Submitted to: Journal of Entomological Sciences
Publication Type: Peer Reviewed Journal
Publication Acceptance Date: 7/19/1999
Publication Date: N/A
Citation: N/A

Interpretive Summary: Commercial agriculture continues to rely heavily on chemical pesticides for insect pest control, despite problems with environmental contamination, worker exposure, and residues in agricultural products. Nuclear polyhedrosis viruses (NPVs) are naturally occurring viruses that infect only insects and some other arthropods. They are promising alternatives to pesticides for many important pests, especially caterpillars. Several NPVs are under commercial development, or are candidates for commercial development, as biological pesticides. These include the NPVs of the celery looper (AfMNPV), the alfalfa looper (AcMNPV), the corn earworm (HzSNPV), and beet armyworm (SeMNPV). However, in order for growers to select the most efficacious viruses for use on their crops, data comparing these viruses in side-by-side tests are needed. Toward this end, we compared different viruses against five important pest caterpillars: the corn earworm, tobacco budworm, fall armyworm, beet armyworm, and diamondback moth. Distinct differences among viruses were found. These results will aid in the development of effective and economical use patterns for NPVs in practical insect pest management programs. This will, in turn, reduce the use of chemical pesticides and problems of contamination, worker exposure, and residues.

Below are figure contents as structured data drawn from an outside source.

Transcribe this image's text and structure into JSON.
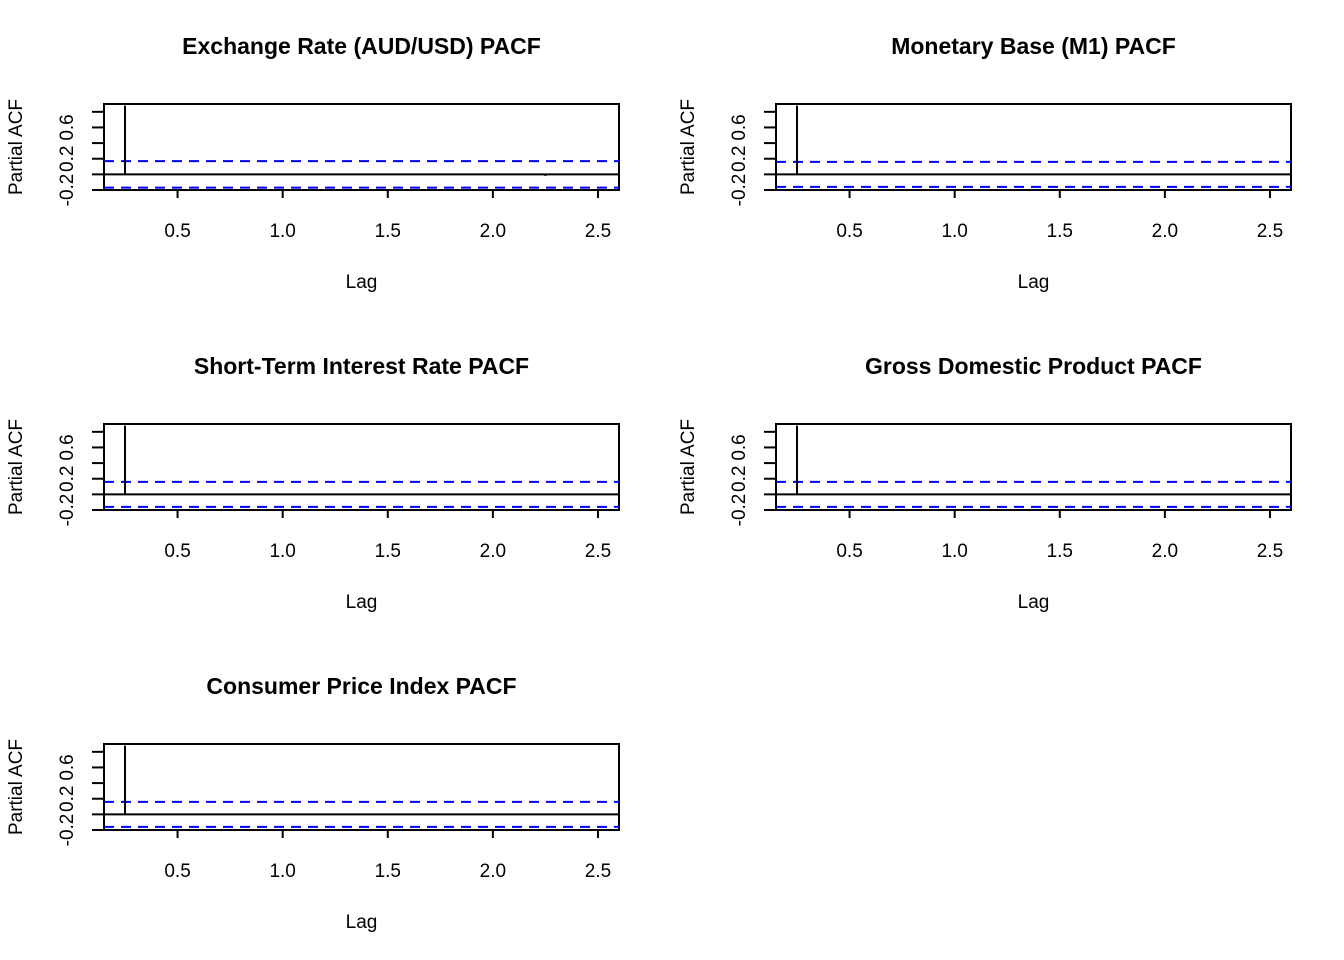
{
  "colors": {
    "confidence_band": "#0000ff",
    "bars": "#000000",
    "axes": "#000000",
    "background": "#ffffff"
  },
  "chart_data": [
    {
      "type": "bar",
      "title": "Exchange Rate (AUD/USD) PACF",
      "xlabel": "Lag",
      "ylabel": "Partial ACF",
      "xlim": [
        0.15,
        2.6
      ],
      "ylim": [
        -0.2,
        0.9
      ],
      "xticks": [
        "0.5",
        "1.0",
        "1.5",
        "2.0",
        "2.5"
      ],
      "yticks": [
        "-0.2",
        "0.2",
        "0.6"
      ],
      "lags": [
        0.25,
        0.5,
        0.75,
        1.0,
        1.25,
        1.5,
        1.75,
        2.0,
        2.25,
        2.5
      ],
      "values": [
        0.88,
        0.01,
        -0.01,
        0.0,
        0.01,
        -0.01,
        0.0,
        0.01,
        -0.02,
        0.0
      ],
      "conf_limit": 0.17,
      "grid": false,
      "legend": "none"
    },
    {
      "type": "bar",
      "title": "Monetary Base (M1) PACF",
      "xlabel": "Lag",
      "ylabel": "Partial ACF",
      "xlim": [
        0.15,
        2.6
      ],
      "ylim": [
        -0.2,
        0.9
      ],
      "xticks": [
        "0.5",
        "1.0",
        "1.5",
        "2.0",
        "2.5"
      ],
      "yticks": [
        "-0.2",
        "0.2",
        "0.6"
      ],
      "lags": [
        0.25,
        0.5,
        0.75,
        1.0,
        1.25,
        1.5,
        1.75,
        2.0,
        2.25,
        2.5
      ],
      "values": [
        0.88,
        0.0,
        -0.01,
        0.0,
        0.01,
        0.0,
        -0.01,
        0.0,
        0.01,
        -0.01
      ],
      "conf_limit": 0.16,
      "grid": false,
      "legend": "none"
    },
    {
      "type": "bar",
      "title": "Short-Term Interest Rate PACF",
      "xlabel": "Lag",
      "ylabel": "Partial ACF",
      "xlim": [
        0.15,
        2.6
      ],
      "ylim": [
        -0.2,
        0.9
      ],
      "xticks": [
        "0.5",
        "1.0",
        "1.5",
        "2.0",
        "2.5"
      ],
      "yticks": [
        "-0.2",
        "0.2",
        "0.6"
      ],
      "lags": [
        0.25,
        0.5,
        0.75,
        1.0,
        1.25,
        1.5,
        1.75,
        2.0,
        2.25,
        2.5
      ],
      "values": [
        0.88,
        0.01,
        0.0,
        -0.01,
        0.0,
        0.01,
        -0.01,
        0.0,
        0.0,
        0.01
      ],
      "conf_limit": 0.16,
      "grid": false,
      "legend": "none"
    },
    {
      "type": "bar",
      "title": "Gross Domestic Product PACF",
      "xlabel": "Lag",
      "ylabel": "Partial ACF",
      "xlim": [
        0.15,
        2.6
      ],
      "ylim": [
        -0.2,
        0.9
      ],
      "xticks": [
        "0.5",
        "1.0",
        "1.5",
        "2.0",
        "2.5"
      ],
      "yticks": [
        "-0.2",
        "0.2",
        "0.6"
      ],
      "lags": [
        0.25,
        0.5,
        0.75,
        1.0,
        1.25,
        1.5,
        1.75,
        2.0,
        2.25,
        2.5
      ],
      "values": [
        0.88,
        0.0,
        0.01,
        -0.01,
        0.0,
        0.0,
        0.01,
        -0.01,
        0.0,
        0.0
      ],
      "conf_limit": 0.16,
      "grid": false,
      "legend": "none"
    },
    {
      "type": "bar",
      "title": "Consumer Price Index PACF",
      "xlabel": "Lag",
      "ylabel": "Partial ACF",
      "xlim": [
        0.15,
        2.6
      ],
      "ylim": [
        -0.2,
        0.9
      ],
      "xticks": [
        "0.5",
        "1.0",
        "1.5",
        "2.0",
        "2.5"
      ],
      "yticks": [
        "-0.2",
        "0.2",
        "0.6"
      ],
      "lags": [
        0.25,
        0.5,
        0.75,
        1.0,
        1.25,
        1.5,
        1.75,
        2.0,
        2.25,
        2.5
      ],
      "values": [
        0.88,
        0.0,
        0.0,
        0.01,
        -0.01,
        0.0,
        0.0,
        0.01,
        -0.01,
        0.0
      ],
      "conf_limit": 0.16,
      "grid": false,
      "legend": "none"
    }
  ]
}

Technical Abstract: The potencies of two or three nuclear polyhedrosis viruses (NPVs), selected from among those of the alfalfa looper, Anagrapha falcifera (Kirby), (AfMNPV), the celery looper, Autographa californica (Speyer), (AcMNPV), the corn earworm, Helicoverpa zea (Boddie), (HzSNPV), and the beet armyworm, Spodoptera exigua (H¿bner), (SeMNPV), were compared in side-by-side bioassays against five insect species. Each insect species was tested at a different time, but, for each species, all viruses were tested at the same time. Against the corn earworm, HzSNPV was the most potent; AcMNPV, the least potent; and AfMNPV, intermediate. AcMNPV, AfMNPV, and HzSNPV were of similar and high potency against the tobacco budworm, Heliothis virescens (F.). SeMNPV was more potent than either AcMNPV or AfMNPV against the beet armyworm. AcMNPV and AfMNPV were of similar but low potency against the fall armyworm, Spodoptera frugiperda (J. E. Smith). AcMNPV was more potent than AfMNPV against the diamondback moth, Plutella xylostella (L.). Those viruses that were the most potent generally also killed their hosts faster than did the other viruses. In most cases, increasing dosage also resulted in faster kill. However, differences in speed of kill were usually small (less than 1 d) and thus may not be of practical importance in pest management programs. These results should be useful both in the selection of natural virus strains for use against particular pests and in the selection of viruses as candidates for genetic engineering to improve their speed of action.